Locale: In the shadow of Mt. Rainier
Re: Winter bonus on 11/28/2010 17:31:06 MST Print View

Yep, fatty foods are good choices for winter. Having snacks (small meals) before bed and midnight are great.
Winter is also time when to leave the hard bars at home - they only get more tooth cracking!

Laurie Ann March
(Laurie_Ann) - F

Locale: Ontario, Canada
hard bars on 11/29/2010 11:08:36 MST Print View

A good way to avoid the hard bar issue is to put the bar inside your coat (in an odor proof bag like the ones from Losak.com) in the morning and it's perfect when you go to eat it. We do a lot of winter stuff so we find that helpful. We also pack things like hot smoothies, nogs, and cocoas to boost the warmth factor and add extra calories in the winter.

Sarah Kirkconnell
(sarbar) - F

Locale: In the shadow of Mt.

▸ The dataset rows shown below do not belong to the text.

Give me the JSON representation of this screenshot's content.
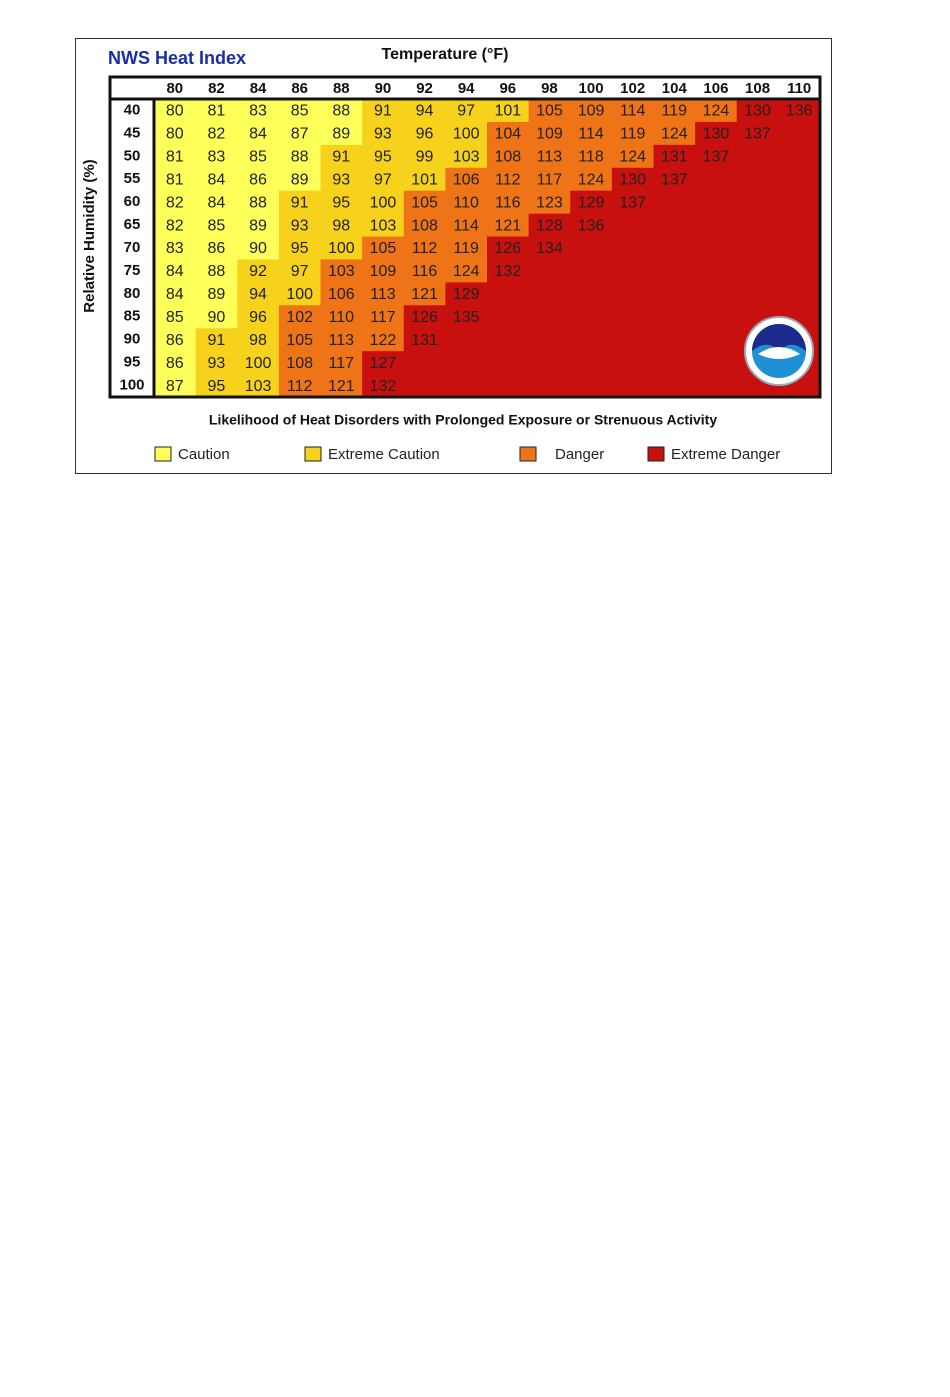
{
  "header": {
    "title": "NWS Heat Index",
    "x_title": "Temperature (°F)",
    "y_title": "Relative Humidity (%)"
  },
  "table": {
    "temperatures": [
      80,
      82,
      84,
      86,
      88,
      90,
      92,
      94,
      96,
      98,
      100,
      102,
      104,
      106,
      108,
      110
    ],
    "humidity": [
      40,
      45,
      50,
      55,
      60,
      65,
      70,
      75,
      80,
      85,
      90,
      95,
      100
    ],
    "rows": [
      [
        80,
        81,
        83,
        85,
        88,
        91,
        94,
        97,
        101,
        105,
        109,
        114,
        119,
        124,
        130,
        136
      ],
      [
        80,
        82,
        84,
        87,
        89,
        93,
        96,
        100,
        104,
        109,
        114,
        119,
        124,
        130,
        137,
        null
      ],
      [
        81,
        83,
        85,
        88,
        91,
        95,
        99,
        103,
        108,
        113,
        118,
        124,
        131,
        137,
        null,
        null
      ],
      [
        81,
        84,
        86,
        89,
        93,
        97,
        101,
        106,
        112,
        117,
        124,
        130,
        137,
        null,
        null,
        null
      ],
      [
        82,
        84,
        88,
        91,
        95,
        100,
        105,
        110,
        116,
        123,
        129,
        137,
        null,
        null,
        null,
        null
      ],
      [
        82,
        85,
        89,
        93,
        98,
        103,
        108,
        114,
        121,
        128,
        136,
        null,
        null,
        null,
        null,
        null
      ],
      [
        83,
        86,
        90,
        95,
        100,
        105,
        112,
        119,
        126,
        134,
        null,
        null,
        null,
        null,
        null,
        null
      ],
      [
        84,
        88,
        92,
        97,
        103,
        109,
        116,
        124,
        132,
        null,
        null,
        null,
        null,
        null,
        null,
        null
      ],
      [
        84,
        89,
        94,
        100,
        106,
        113,
        121,
        129,
        null,
        null,
        null,
        null,
        null,
        null,
        null,
        null
      ],
      [
        85,
        90,
        96,
        102,
        110,
        117,
        126,
        135,
        null,
        null,
        null,
        null,
        null,
        null,
        null,
        null
      ],
      [
        86,
        91,
        98,
        105,
        113,
        122,
        131,
        null,
        null,
        null,
        null,
        null,
        null,
        null,
        null,
        null
      ],
      [
        86,
        93,
        100,
        108,
        117,
        127,
        null,
        null,
        null,
        null,
        null,
        null,
        null,
        null,
        null,
        null
      ],
      [
        87,
        95,
        103,
        112,
        121,
        132,
        null,
        null,
        null,
        null,
        null,
        null,
        null,
        null,
        null,
        null
      ]
    ],
    "levels": [
      [
        0,
        0,
        0,
        0,
        0,
        1,
        1,
        1,
        1,
        2,
        2,
        2,
        2,
        2,
        3,
        3
      ],
      [
        0,
        0,
        0,
        0,
        0,
        1,
        1,
        1,
        2,
        2,
        2,
        2,
        2,
        3,
        3,
        3
      ],
      [
        0,
        0,
        0,
        0,
        1,
        1,
        1,
        1,
        2,
        2,
        2,
        2,
        3,
        3,
        3,
        3
      ],
      [
        0,
        0,
        0,
        0,
        1,
        1,
        1,
        2,
        2,
        2,
        2,
        3,
        3,
        3,
        3,
        3
      ],
      [
        0,
        0,
        0,
        1,
        1,
        1,
        2,
        2,
        2,
        2,
        3,
        3,
        3,
        3,
        3,
        3
      ],
      [
        0,
        0,
        0,
        1,
        1,
        1,
        2,
        2,
        2,
        3,
        3,
        3,
        3,
        3,
        3,
        3
      ],
      [
        0,
        0,
        0,
        1,
        1,
        2,
        2,
        2,
        3,
        3,
        3,
        3,
        3,
        3,
        3,
        3
      ],
      [
        0,
        0,
        1,
        1,
        2,
        2,
        2,
        2,
        3,
        3,
        3,
        3,
        3,
        3,
        3,
        3
      ],
      [
        0,
        0,
        1,
        1,
        2,
        2,
        2,
        3,
        3,
        3,
        3,
        3,
        3,
        3,
        3,
        3
      ],
      [
        0,
        0,
        1,
        2,
        2,
        2,
        3,
        3,
        3,
        3,
        3,
        3,
        3,
        3,
        3,
        3
      ],
      [
        0,
        1,
        1,
        2,
        2,
        2,
        3,
        3,
        3,
        3,
        3,
        3,
        3,
        3,
        3,
        3
      ],
      [
        0,
        1,
        1,
        2,
        2,
        3,
        3,
        3,
        3,
        3,
        3,
        3,
        3,
        3,
        3,
        3
      ],
      [
        0,
        1,
        1,
        2,
        2,
        3,
        3,
        3,
        3,
        3,
        3,
        3,
        3,
        3,
        3,
        3
      ]
    ]
  },
  "footer": {
    "caption": "Likelihood of Heat Disorders with Prolonged Exposure or Strenuous Activity"
  },
  "legend": {
    "items": [
      {
        "label": "Caution",
        "color": "#ffff5a"
      },
      {
        "label": "Extreme Caution",
        "color": "#f7d21c"
      },
      {
        "label": "Danger",
        "color": "#ef7417"
      },
      {
        "label": "Extreme Danger",
        "color": "#c8100e"
      }
    ]
  }
}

Rainier
Re: hard bars on 11/29/2010 14:48:17 MST Print View

In bear country even in an odor barrier bag I would NEVER sleep with food. Not worth the risk IMO.

Now in non bear country not as big of an issue. When I backpack in winter in areas where the biggest predator is coyote I sleep with my Ursack next to me. But in the rest of the area my Ursack is still tied off or the canister stashed.

But on a side note: if one backpacks in areas with raccoons do NOT ever sleep with food, even in deep winter.

Laurie Ann March
(Laurie_Ann) - F

Locale: Ontario, Canada
sleeping with food? on 11/29/2010 20:35:43 MST Print View

Who said anything about sleeping with food? I certainly didn't and would never recommend doing so. I said to put the bar in the OP sack and inside your coat in the morning. It's no different than cooking or eating in your clothes. In fact, spilling food on your clothes would be more of an issue than an energy bar in an odor proof sack during the day.

Edited by Laurie_Ann on 11/29/2010 20:37:30 MST.